New Habits Casco / Utrecht

July 22, 2014

Is it possible to think of life as something that is never given as property but is rather a common use? This question, raised by Giorgio Agamben in the preface to The Highest Poverty: Monastic Rules and Forms-of-Life, summarizes the legacy of Franciscanism, which derives from the monastic order funded by St Francis in the 13th century.

Starting from a similar premise, Casco – Office for Art, Design and Theory launched the project “New Habits,” a complex array of contributions and interventions that have unfolded from a cross-disciplinary series of study groups, events and gatherings. Resulting mainly from long-term collaborations, as in the case of Ayreen Anastas and Rene Gabri, the project has developed as an experimental format to combine artistic research with a critical practice of everyday life. These work-formats are conceived as a set of new gestures, which might offer perspective on how to experience the practice of the common(s) starting from changing given routines — where “practices of commoning produce spaces and temporalities which emerge out of sometimes unforeseen solidarities, affinities, and the opening of new horizons.”
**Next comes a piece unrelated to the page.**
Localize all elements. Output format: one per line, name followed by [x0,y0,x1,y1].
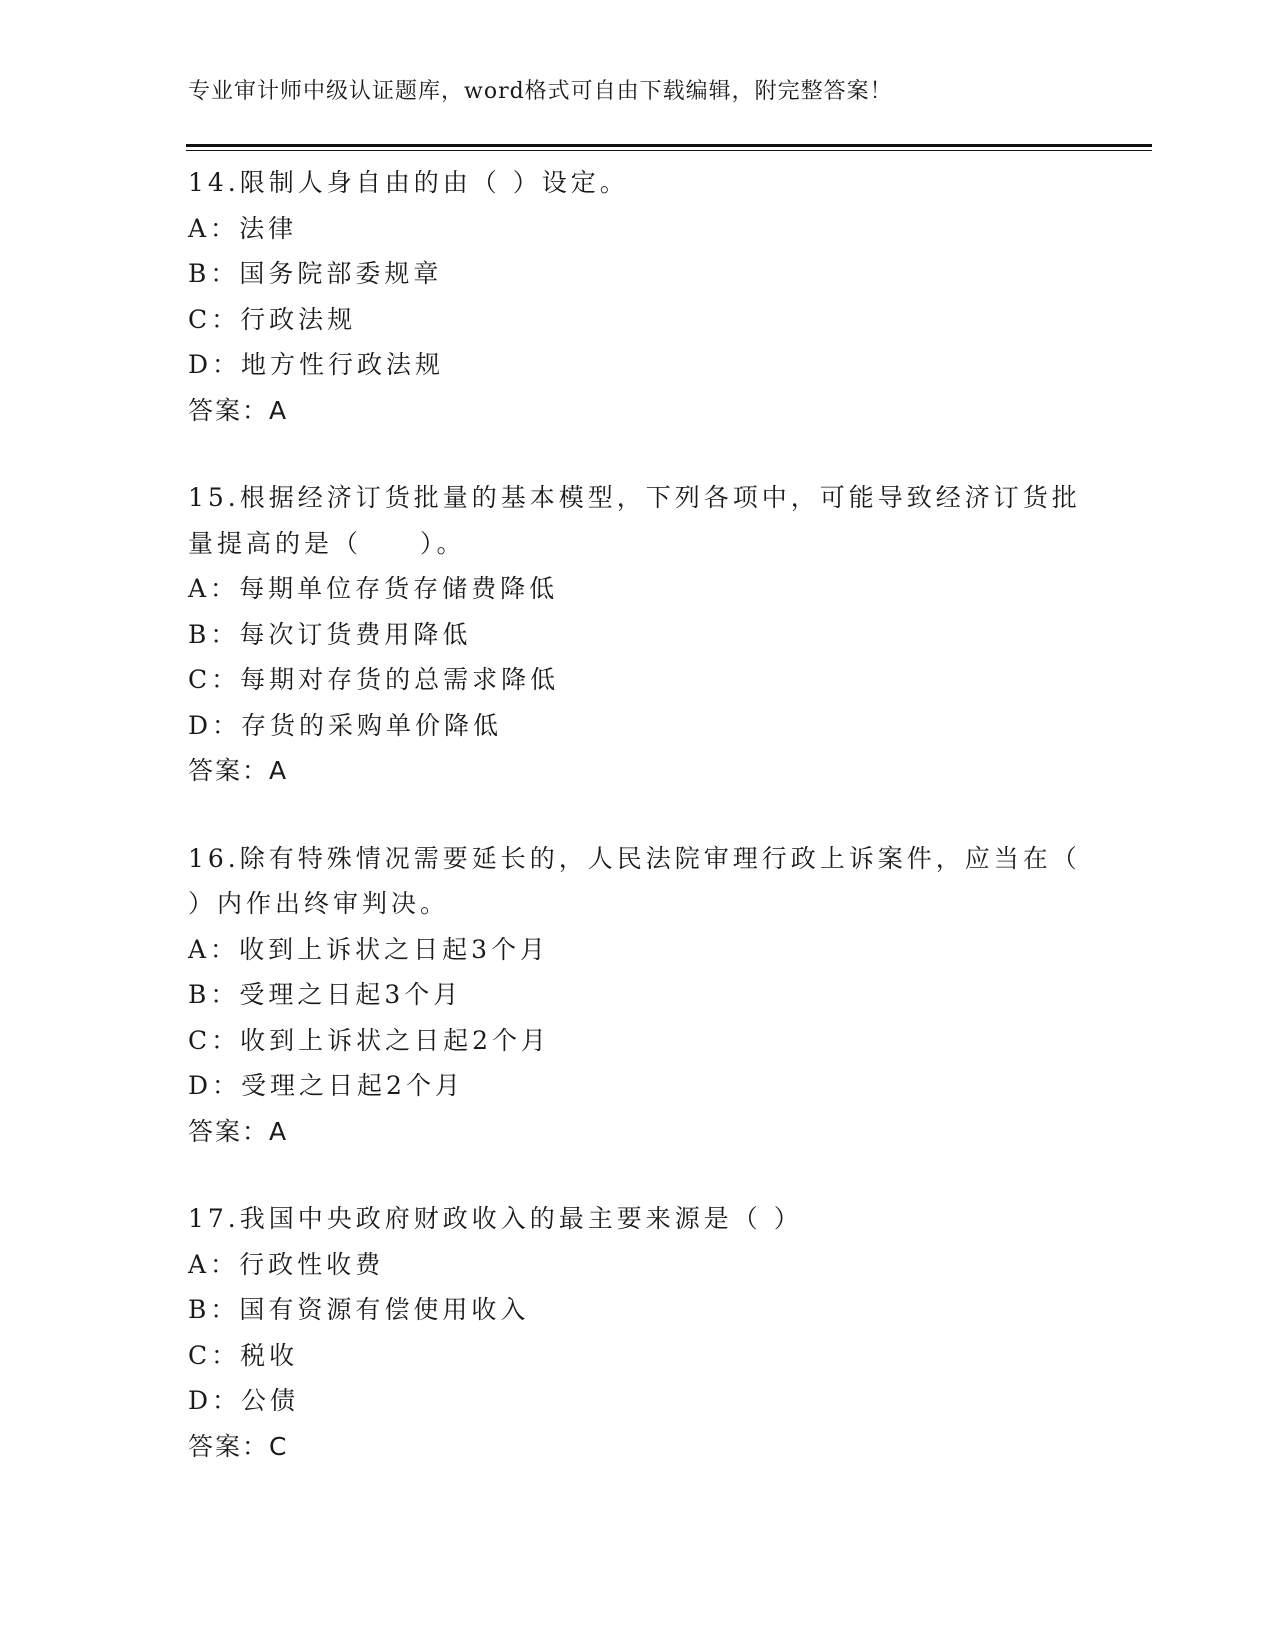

“Rule” and “life” were two of the main keywords that emerged during the public reading group on Agamben’s text, organized with Adrian Rifkin, professor of art writing at Goldsmith College, London, and the Van Abbemuseum. In the exhibition, a succession of chapters juxtaposed examples of how a forma mentis can be embedded in our bodies, as in Yvonne Rainer’s video in which she physically loops repetitive choreography, trying to force her muscles to extend their limits past the point of strain; or a decision to reset the rhythm and framework of our lives, as in the case of Jinsuk Kim, who lived in a crane for a period of one year: a video shows her protest, which was made public through social media. Curator Binna Choi associates her actions with the protagonist of the book The Baron in the Trees by Italo Calvino — about a man who preferred to follow the matters of the world from the perspective of a bird.

Institutional critique shows its face in an explicit self-analysis by Andrea Fraser, whose video from 2008 shows a mirrored projection that physically places the visitor in the midst of her personal struggle to live in a professionalized art world. Labor Day celebrations also coincided with the inauguration of a new space for Casco. The design of the office, realized by Jesko Fezer and Andreas Müller, embodies the fluid concept of “commons.” In addition, the day was the culmination of the Festival of the Commons, organized by Anastas and Gabri and described as “a beginning for what we hope will grow into a set of collective inquiries and experiences in commoning the city and exploring the potentials for withdrawing from the community of money.”